Add multi-database support to cluster mode #1671

xbasel · 2025-02-05T15:28:52Z

This commit introduces multi-database support in cluster mode while maintaining backward compatibility and requiring no API changes. Key features include:

Database-agnostic hashing: The hashing algorithm is unchanged. Identical keys map to the same slot across all databases. No changes to slot calculation. This ensures consistency in key distribution and maintains compatibility with existing single-database setups.
Implementation is fully backward compatible with no API changes.
The core structure remains an array of databases, each containing a list of hashtables (one per slot).
Multi-DB support in cluster mode affects slot migration—tools need to iterate over DBs.

Command-Level Changes

SELECT / MOVE / COPY are now supported in cluster mode.
MOVE / COPY are rejected during slot migration to prevent multi-DB inconsistencies.
Cluster management commands are global commands, except for GETKEYSINSLOT, COUNTKEYSINSLOT and MIGRATE, which run in selected-DB context.
SWAPDB remains disabled in cluster mode due to its non-atomic nature and potential inconsistencies across primaries.

Behavior Changes

Transaction Handling Changes (MULTI/EXEC)
getNodeByQuery key lookup behavior will be changed:
- No key lookups when queuing commands in MULTI, only cross-slot validation.
- Key lookups happen at EXEC time in the correct database.
- SELECT inside MULTI/EXEC is now checked, ensuring key validation uses the selected DB at lookup.
MIGRATE command operates a selected-db context. Please note that MIGRATE command parameter destination-db is used, when migrating keys they can be migrated to a different database in the target, like in non-cluster mode.

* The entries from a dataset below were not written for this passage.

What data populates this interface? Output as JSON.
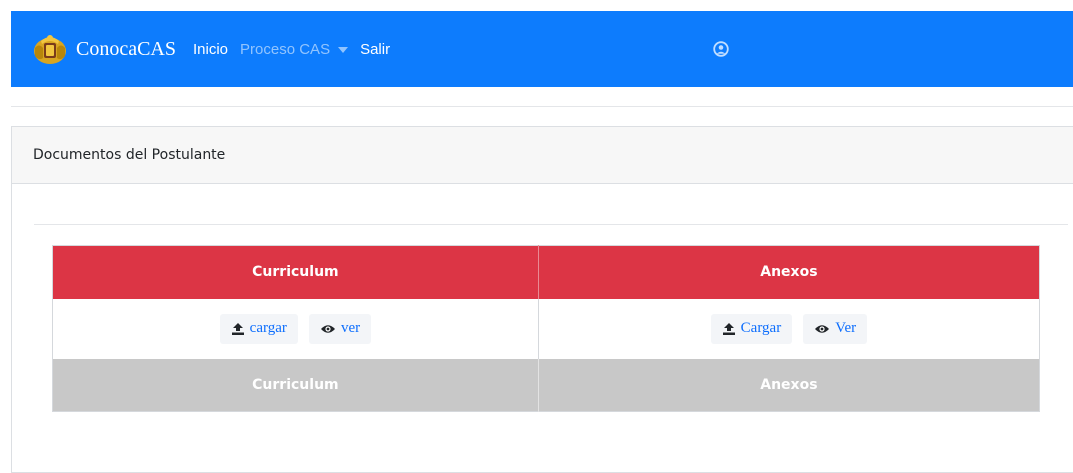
{
  "navbar": {
    "brand": "ConocaCAS",
    "items": [
      {
        "label": "Inicio"
      },
      {
        "label": "Proceso CAS"
      },
      {
        "label": "Salir"
      }
    ],
    "bg_color": "#0d7cfd",
    "user_icon": "user-circle-icon"
  },
  "card": {
    "header": "Documentos del Postulante"
  },
  "table": {
    "headers": [
      "Curriculum",
      "Anexos"
    ],
    "row": {
      "curriculum": {
        "upload_label": "cargar",
        "view_label": "ver"
      },
      "anexos": {
        "upload_label": "Cargar",
        "view_label": "Ver"
      }
    },
    "footer": [
      "Curriculum",
      "Anexos"
    ],
    "header_color": "#dc3545",
    "footer_color": "#c8c8c8"
  }
}
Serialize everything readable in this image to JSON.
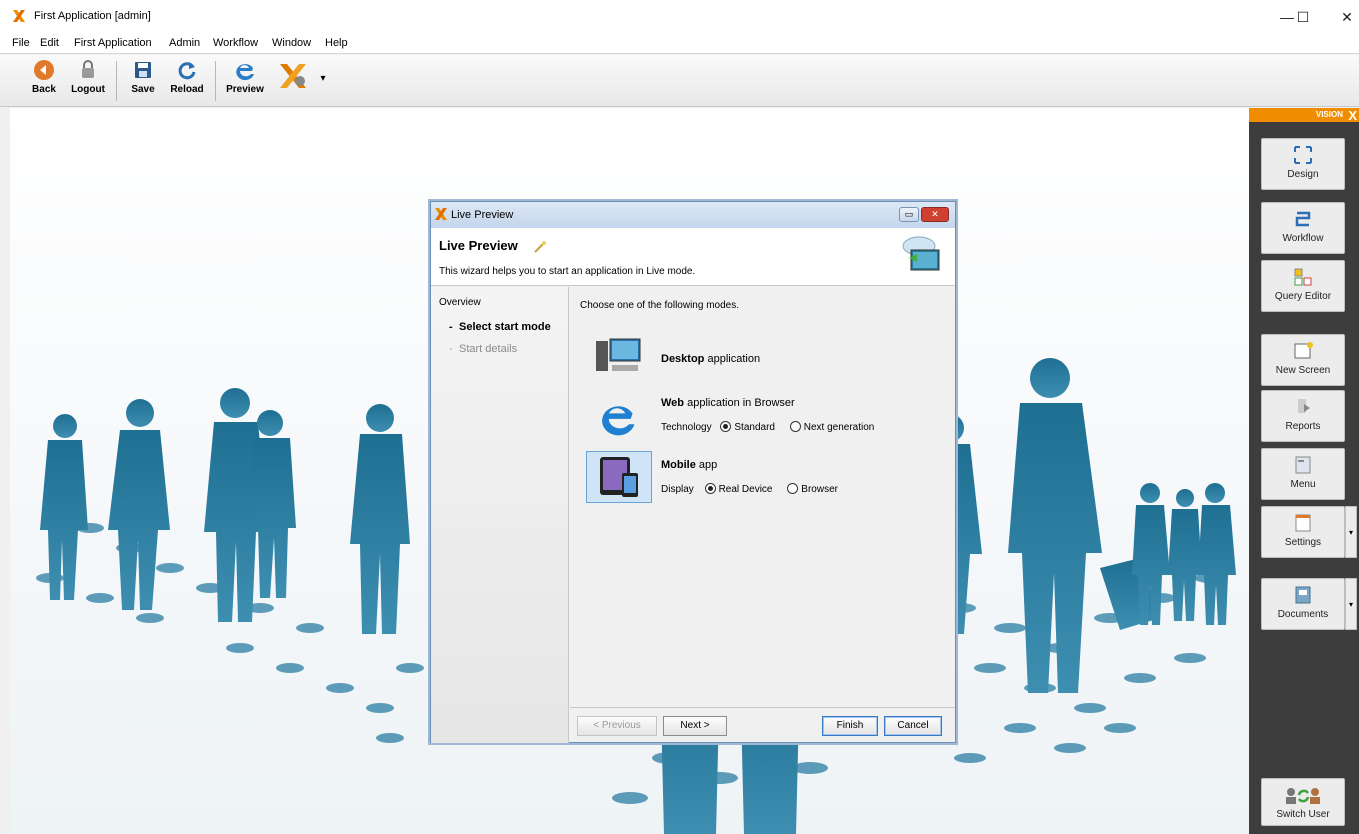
{
  "window": {
    "title": "First Application [admin]",
    "minimize": "—",
    "maximize": "☐",
    "close": "✕"
  },
  "menu": [
    "File",
    "Edit",
    "First Application",
    "Admin",
    "Workflow",
    "Window",
    "Help"
  ],
  "toolbar": {
    "back": "Back",
    "logout": "Logout",
    "save": "Save",
    "reload": "Reload",
    "preview": "Preview",
    "more": "▾"
  },
  "right_panel": {
    "brand": "VISION",
    "brand_x": "X",
    "buttons": [
      {
        "label": "Design",
        "icon": "design-icon"
      },
      {
        "label": "Workflow",
        "icon": "workflow-icon"
      },
      {
        "label": "Query Editor",
        "icon": "query-editor-icon"
      },
      {
        "label": "New Screen",
        "icon": "new-screen-icon"
      },
      {
        "label": "Reports",
        "icon": "reports-icon"
      },
      {
        "label": "Menu",
        "icon": "menu-icon"
      },
      {
        "label": "Settings",
        "icon": "settings-icon"
      },
      {
        "label": "Documents",
        "icon": "documents-icon"
      },
      {
        "label": "Switch User",
        "icon": "switch-user-icon"
      }
    ],
    "dropdown": "▾"
  },
  "dialog": {
    "title": "Live Preview",
    "heading": "Live Preview",
    "description": "This wizard helps you to start an application in Live mode.",
    "nav": {
      "overview": "Overview",
      "step1": "Select start mode",
      "step2": "Start details",
      "bullet": "-",
      "bullet2": "·"
    },
    "instruction": "Choose one of the following modes.",
    "options": {
      "desktop": {
        "bold": "Desktop",
        "rest": " application"
      },
      "web": {
        "bold": "Web",
        "rest": " application in Browser",
        "tech_label": "Technology",
        "choices": [
          "Standard",
          "Next generation"
        ],
        "selected": "Standard"
      },
      "mobile": {
        "bold": "Mobile",
        "rest": " app",
        "display_label": "Display",
        "choices": [
          "Real Device",
          "Browser"
        ],
        "selected": "Real Device"
      }
    },
    "buttons": {
      "previous": "< Previous",
      "next": "Next >",
      "finish": "Finish",
      "cancel": "Cancel"
    }
  },
  "colors": {
    "accent": "#f08c00",
    "silhouette": "#1f6f92",
    "panel": "#3d3d3d"
  }
}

Slot migration process changes when multiple databases are used:

	Iterate through all databases
 		SELECT database
 		keys = GETKEYSINSLOT
 		MIGRATE source target keys

Valkey-cli has been updated to support resharding across all databases.

Implements #1319

This commit introduces multi-database support in cluster mode while maintaining backward compatibility and requiring no API changes. Key features include: - Database-agnostic hashing: The hashing algorithm is unchanged. Identical keys map to the same slot across all databases. No changes to slot calculation. This ensures consistency in key distribution and maintains compatibility with existing single-database setups. - Implementation is fully backward compatible with no API changes. - The core structure remains an array of databases, each containing a list of hashtables (one per slot). Cluster management commands are global commands, except for GETKEYSINSLOT and COUNTKEYSINSLOT, which run in selected-DB context. MIGRATE command operates a selected-db context. Please note that MIGRATE command parameter destination-db is used, when migrating keys they can be migrated to a different database in the target, like in non-cluster mode. Slot migration process changes when multiple databases are used: Iterate through all databases SELECT database keys = GETKEYSINSLOT MIGRATE source target keys Valkey-cli has been updated to support resharding across all databases. Signed-off-by: xbasel <[email protected]>

codecov · 2025-02-05T15:45:24Z

Codecov Report

Attention: Patch coverage is 82.60870% with 12 lines in your changes missing coverage. Please review.

Project coverage is 71.18%. Comparing base (2eac2cc) to head (362b659).
Report is 60 commits behind head on unstable.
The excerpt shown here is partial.